The surface tension and cohesive forces are, again, important properties of water with regards to plant and animal life. These two properties permit insects to walk on the surface of the water and hence are able to obtain food. Further, a strong adhesive characterizes water. The adhesive force is particularly salient in enabling plant absorb water from the soil which is then transmitted to other parts of the plant through a process called capillary action.
This precious commodity is all the times faced with the risk of contaminants that vary from microbial organisms to chemical elements that find their ways to the water sources through varied exposure pathways. Arsenic, mercury, zinc, nickel and lead are the most dangerous contaminants of water. These metals derive their toxicity from their valence states and existence forms. Aluminum, chlorides, sulphates are manganese are also possible contaminants of water. With reference to the importance of water initially asserted in this paper, it is logical to state that access to safe water should by all means be a basic human right: there is no way access to such an essential commodity can be a luxurious deed.
Soaps
Soaps are manufactured from the decomposition of fatty acids and alkali in the presence of glycerin (Pauling, 1988). Pauling (1988) describes soap as an emulsifying agent that has one part soluble in water and another part soluble in oil. In most cases, soaps are prepared from the reaction of Sodium Hydroxide or Potassium Hydroxide with animal fats. In the same light, the most common type of fatty acids used to make soaps are Oleic acids, stearic acid and palmitic acid (Pauling, 1988). The figure 1 shows a general structure of soap. The M can be either potassium or sodium. Sodium palmatate is a good example of soap with a chemical formula: C15H31COO-Na+. The C15H31 represents the tail whiles the COO-Na+ represents the carboxylic head.
Fig. 1
On dissolving in water, the oil-loving part of the soap attach to the dirt or oil particle on the skin or fabric forming a micelle; a round rind surrounding the dirt particle thereby breaking it into small globules through a process called emulsification. The water-soluble part projects towards the surface of the micelle carrying a negative charge. Two micelles are then formed with similar charges and hence cannot coalesce. Generally, the overarching idea behind the cleaning action of soap is emulsification of the dirt particle and the lowering of the surface tension of the water.

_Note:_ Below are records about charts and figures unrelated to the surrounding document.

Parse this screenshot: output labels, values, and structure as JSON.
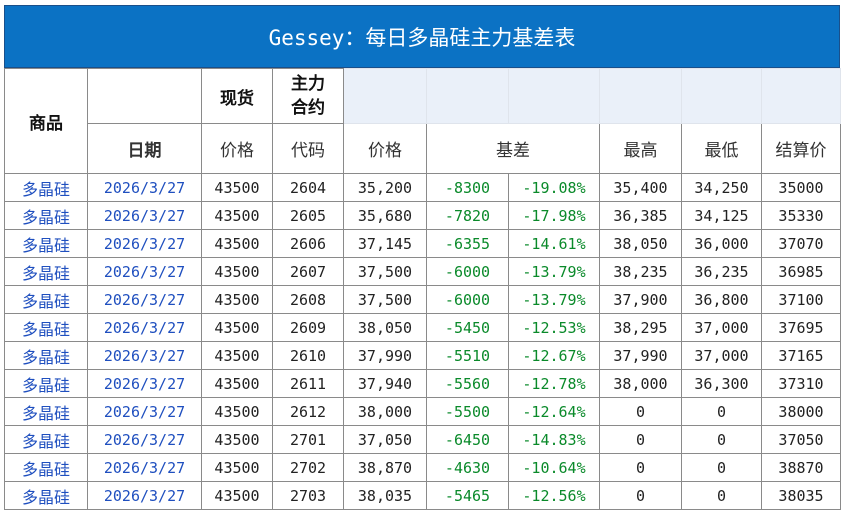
{
  "title": "Gessey：每日多晶硅主力基差表",
  "headers": {
    "product": "商品",
    "spot": "现货",
    "main_contract": "主力\n合约",
    "date": "日期",
    "spot_price": "价格",
    "code": "代码",
    "price": "价格",
    "basis": "基差",
    "high": "最高",
    "low": "最低",
    "settle": "结算价"
  },
  "rows": [
    {
      "name": "多晶硅",
      "date": "2026/3/27",
      "spot": "43500",
      "code": "2604",
      "price": "35,200",
      "basis": "-8300",
      "basis_pct": "-19.08%",
      "high": "35,400",
      "low": "34,250",
      "settle": "35000"
    },
    {
      "name": "多晶硅",
      "date": "2026/3/27",
      "spot": "43500",
      "code": "2605",
      "price": "35,680",
      "basis": "-7820",
      "basis_pct": "-17.98%",
      "high": "36,385",
      "low": "34,125",
      "settle": "35330"
    },
    {
      "name": "多晶硅",
      "date": "2026/3/27",
      "spot": "43500",
      "code": "2606",
      "price": "37,145",
      "basis": "-6355",
      "basis_pct": "-14.61%",
      "high": "38,050",
      "low": "36,000",
      "settle": "37070"
    },
    {
      "name": "多晶硅",
      "date": "2026/3/27",
      "spot": "43500",
      "code": "2607",
      "price": "37,500",
      "basis": "-6000",
      "basis_pct": "-13.79%",
      "high": "38,235",
      "low": "36,235",
      "settle": "36985"
    },
    {
      "name": "多晶硅",
      "date": "2026/3/27",
      "spot": "43500",
      "code": "2608",
      "price": "37,500",
      "basis": "-6000",
      "basis_pct": "-13.79%",
      "high": "37,900",
      "low": "36,800",
      "settle": "37100"
    },
    {
      "name": "多晶硅",
      "date": "2026/3/27",
      "spot": "43500",
      "code": "2609",
      "price": "38,050",
      "basis": "-5450",
      "basis_pct": "-12.53%",
      "high": "38,295",
      "low": "37,000",
      "settle": "37695"
    },
    {
      "name": "多晶硅",
      "date": "2026/3/27",
      "spot": "43500",
      "code": "2610",
      "price": "37,990",
      "basis": "-5510",
      "basis_pct": "-12.67%",
      "high": "37,990",
      "low": "37,000",
      "settle": "37165"
    },
    {
      "name": "多晶硅",
      "date": "2026/3/27",
      "spot": "43500",
      "code": "2611",
      "price": "37,940",
      "basis": "-5560",
      "basis_pct": "-12.78%",
      "high": "38,000",
      "low": "36,300",
      "settle": "37310"
    },
    {
      "name": "多晶硅",
      "date": "2026/3/27",
      "spot": "43500",
      "code": "2612",
      "price": "38,000",
      "basis": "-5500",
      "basis_pct": "-12.64%",
      "high": "0",
      "low": "0",
      "settle": "38000"
    },
    {
      "name": "多晶硅",
      "date": "2026/3/27",
      "spot": "43500",
      "code": "2701",
      "price": "37,050",
      "basis": "-6450",
      "basis_pct": "-14.83%",
      "high": "0",
      "low": "0",
      "settle": "37050"
    },
    {
      "name": "多晶硅",
      "date": "2026/3/27",
      "spot": "43500",
      "code": "2702",
      "price": "38,870",
      "basis": "-4630",
      "basis_pct": "-10.64%",
      "high": "0",
      "low": "0",
      "settle": "38870"
    },
    {
      "name": "多晶硅",
      "date": "2026/3/27",
      "spot": "43500",
      "code": "2703",
      "price": "38,035",
      "basis": "-5465",
      "basis_pct": "-12.56%",
      "high": "0",
      "low": "0",
      "settle": "38035"
    }
  ],
  "colors": {
    "title_bg": "#0b72c4",
    "link_blue": "#1f4fbf",
    "basis_green": "#0a8a2a",
    "header_shade": "#eaf0f9"
  }
}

Chlorine and its Compounds
Chlorine is a poisonous gas, greenish yellow in color, generated in the laboratory from the reaction of hydrochloric acid and magnesium dioxide, electrochemical processes, which includes the electrolysis of hydrochloric acid. The chlorine element is highly reactive and hence it is obtained in forms of compounds and not in a free state. Sodium chloride is an example of a compound formed from the chlorine element with an assortment of chemical properties; it contains ionic bonds and it contains ions that make it soluble in water. Even though sodium chloride contains chloride atoms, the chloride atoms are not usually metabolized in the body. This explains why sodium chloride (table salt) is safe for human consumption. Sodium hypochlorite is another example of a chlorine compound prepared by bubbling chlorine through a solution of sodium hydroxide or by electrolysis of sodium chloride (Pauling, 1988). The hypochlorite ion is an exceptional oxidizing agent hence can be used as a bleaching agent (Pauling, 1988).
References
Pauling, L. (1988). General chemistry. Mineola, NY: Courier Dover Publications.